I went to a farmer’s market earlier this summer and bought four pints of locally grown blueberries. I no longer have the time to wax lyrical about blueberries but you can read all about them on a previous post.
I had originally planned on making a pie, but then remembered that my friend Joe had long ago given me a blueberry recipe from his grandmother. This dessert is an adaptation of that recipe. Her version uses amaretto and vanilla wafers. I’ve replaced those ingredients, reduced the sugar, and given a few healthier ingredient options.
I took this to a dinner party a few weeks ago and it was a great hit. Be warned – ten hungry New Yorkers did not make much of a dent in this massive dish, but it's ideal for parties, potlucks and barbeques.
2 cups graham cracker crumbs
2 cups granulated sugar
1/2 cup unsalted butter, melted
8 ounces cream cheese (reduced fat acceptable), at room temperature
1 teaspoon lemon or vanilla extract
2 packages of vanilla instant pudding mix
3 cups of milk (low fat or skim acceptable)
1/4 cup cornstarch
4 to 5 cups blueberries (fresh or thawed frozen)
1. Preheat oven to 350F.
2. Combine graham cracker crumbs, 1/2 cup sugar and butter and press into a greased 13 x 9 deep glass baking dish.
3. Place eggs, cream cheese, 1/2 cup sugar and extract in a bowl and beat until smooth.
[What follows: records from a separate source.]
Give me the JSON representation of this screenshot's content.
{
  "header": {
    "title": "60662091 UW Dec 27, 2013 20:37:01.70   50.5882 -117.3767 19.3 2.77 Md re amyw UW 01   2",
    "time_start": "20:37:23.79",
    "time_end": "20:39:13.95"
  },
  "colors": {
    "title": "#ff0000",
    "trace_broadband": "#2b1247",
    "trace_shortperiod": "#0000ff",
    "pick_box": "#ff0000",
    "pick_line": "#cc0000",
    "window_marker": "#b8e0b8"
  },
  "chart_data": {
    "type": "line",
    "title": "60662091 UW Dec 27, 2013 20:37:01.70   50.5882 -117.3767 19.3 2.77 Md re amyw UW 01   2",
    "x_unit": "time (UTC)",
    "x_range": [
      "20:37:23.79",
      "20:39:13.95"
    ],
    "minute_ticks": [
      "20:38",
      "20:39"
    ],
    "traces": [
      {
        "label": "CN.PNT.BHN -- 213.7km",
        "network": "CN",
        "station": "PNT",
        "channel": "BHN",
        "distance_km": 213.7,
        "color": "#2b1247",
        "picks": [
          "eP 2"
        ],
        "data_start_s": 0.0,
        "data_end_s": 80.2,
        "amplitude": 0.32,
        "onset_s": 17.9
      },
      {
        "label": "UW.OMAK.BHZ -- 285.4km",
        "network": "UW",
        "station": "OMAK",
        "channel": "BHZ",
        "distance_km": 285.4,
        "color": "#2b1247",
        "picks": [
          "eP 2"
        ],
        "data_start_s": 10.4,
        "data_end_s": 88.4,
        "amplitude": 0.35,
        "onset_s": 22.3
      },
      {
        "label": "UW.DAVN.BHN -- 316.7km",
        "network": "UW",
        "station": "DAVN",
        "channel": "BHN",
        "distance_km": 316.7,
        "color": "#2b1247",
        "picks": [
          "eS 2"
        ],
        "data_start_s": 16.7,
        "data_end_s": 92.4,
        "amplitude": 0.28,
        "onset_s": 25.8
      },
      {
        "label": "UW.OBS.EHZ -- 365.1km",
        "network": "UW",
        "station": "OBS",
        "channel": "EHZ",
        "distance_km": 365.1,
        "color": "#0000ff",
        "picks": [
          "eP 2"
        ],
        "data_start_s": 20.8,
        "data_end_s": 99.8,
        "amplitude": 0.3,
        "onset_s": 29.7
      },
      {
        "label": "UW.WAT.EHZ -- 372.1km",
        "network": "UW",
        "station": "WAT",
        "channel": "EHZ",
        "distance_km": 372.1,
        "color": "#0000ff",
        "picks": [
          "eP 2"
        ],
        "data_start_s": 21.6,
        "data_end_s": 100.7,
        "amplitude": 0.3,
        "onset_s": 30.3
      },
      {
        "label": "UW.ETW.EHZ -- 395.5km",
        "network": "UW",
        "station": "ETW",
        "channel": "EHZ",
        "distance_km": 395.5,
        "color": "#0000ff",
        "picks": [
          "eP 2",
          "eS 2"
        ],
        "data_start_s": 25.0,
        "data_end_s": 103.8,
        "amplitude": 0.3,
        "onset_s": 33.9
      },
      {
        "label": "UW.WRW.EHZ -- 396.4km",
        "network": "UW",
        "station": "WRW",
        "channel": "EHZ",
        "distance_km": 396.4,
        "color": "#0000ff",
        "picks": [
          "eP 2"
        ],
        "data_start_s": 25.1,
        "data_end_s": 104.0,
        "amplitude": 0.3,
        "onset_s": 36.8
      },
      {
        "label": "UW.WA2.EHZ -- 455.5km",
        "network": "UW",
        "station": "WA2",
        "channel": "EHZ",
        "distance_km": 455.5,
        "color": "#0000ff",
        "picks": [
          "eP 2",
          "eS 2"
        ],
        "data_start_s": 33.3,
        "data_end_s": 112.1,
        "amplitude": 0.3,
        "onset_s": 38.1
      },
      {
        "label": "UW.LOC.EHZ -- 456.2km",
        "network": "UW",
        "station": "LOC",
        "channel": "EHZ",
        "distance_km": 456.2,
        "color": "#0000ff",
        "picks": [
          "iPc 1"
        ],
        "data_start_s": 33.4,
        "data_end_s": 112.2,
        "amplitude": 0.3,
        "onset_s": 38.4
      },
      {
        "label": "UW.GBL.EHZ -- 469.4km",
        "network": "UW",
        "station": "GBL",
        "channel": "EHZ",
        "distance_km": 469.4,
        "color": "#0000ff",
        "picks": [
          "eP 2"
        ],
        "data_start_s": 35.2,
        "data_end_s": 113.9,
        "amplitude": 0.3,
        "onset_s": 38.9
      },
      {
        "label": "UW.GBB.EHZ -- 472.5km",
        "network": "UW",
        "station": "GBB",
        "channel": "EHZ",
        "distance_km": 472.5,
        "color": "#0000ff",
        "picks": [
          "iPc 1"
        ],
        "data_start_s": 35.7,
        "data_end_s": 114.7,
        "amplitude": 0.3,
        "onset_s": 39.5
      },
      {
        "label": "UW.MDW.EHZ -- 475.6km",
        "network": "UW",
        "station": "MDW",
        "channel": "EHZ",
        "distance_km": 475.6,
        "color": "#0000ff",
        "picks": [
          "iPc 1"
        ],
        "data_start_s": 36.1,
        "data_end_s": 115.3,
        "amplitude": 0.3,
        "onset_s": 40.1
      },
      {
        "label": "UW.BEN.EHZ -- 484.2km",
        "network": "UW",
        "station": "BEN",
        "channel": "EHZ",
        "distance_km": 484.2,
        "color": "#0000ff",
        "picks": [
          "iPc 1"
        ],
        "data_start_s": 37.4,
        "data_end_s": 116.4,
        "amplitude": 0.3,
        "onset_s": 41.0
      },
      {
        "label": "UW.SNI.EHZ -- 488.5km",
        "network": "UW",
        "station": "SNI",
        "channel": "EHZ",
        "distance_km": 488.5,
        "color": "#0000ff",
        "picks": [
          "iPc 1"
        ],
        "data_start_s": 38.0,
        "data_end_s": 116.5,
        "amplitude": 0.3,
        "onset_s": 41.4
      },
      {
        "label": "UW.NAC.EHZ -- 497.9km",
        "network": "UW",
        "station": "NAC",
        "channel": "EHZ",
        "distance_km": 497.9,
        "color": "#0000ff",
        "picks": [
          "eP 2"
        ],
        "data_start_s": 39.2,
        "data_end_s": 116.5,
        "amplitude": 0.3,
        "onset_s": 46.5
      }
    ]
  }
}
Pour and spread over crust. Bake for 30 minutes or until cream cheese is set. Remove and cool to room temperature.
4. In a separate bowl, mix both packets of instant pudding with milk and beat for 2 minutes until mixture thickens. Spread over cream cheese and chill.
5. In a large saucepan, combine 1 cup sugar and cornstarch. Add some liquid (water, juice, alcohol) if necessary. Mix in blueberries and cook over medium heat. Stir constantly and gently until mixture thickens and becomes dark. Remove from heat and cool to room temperature.
6. Spread over pudding layer and chill overnight.
7. Scoop out portions with a large spoon and serve in a bowl.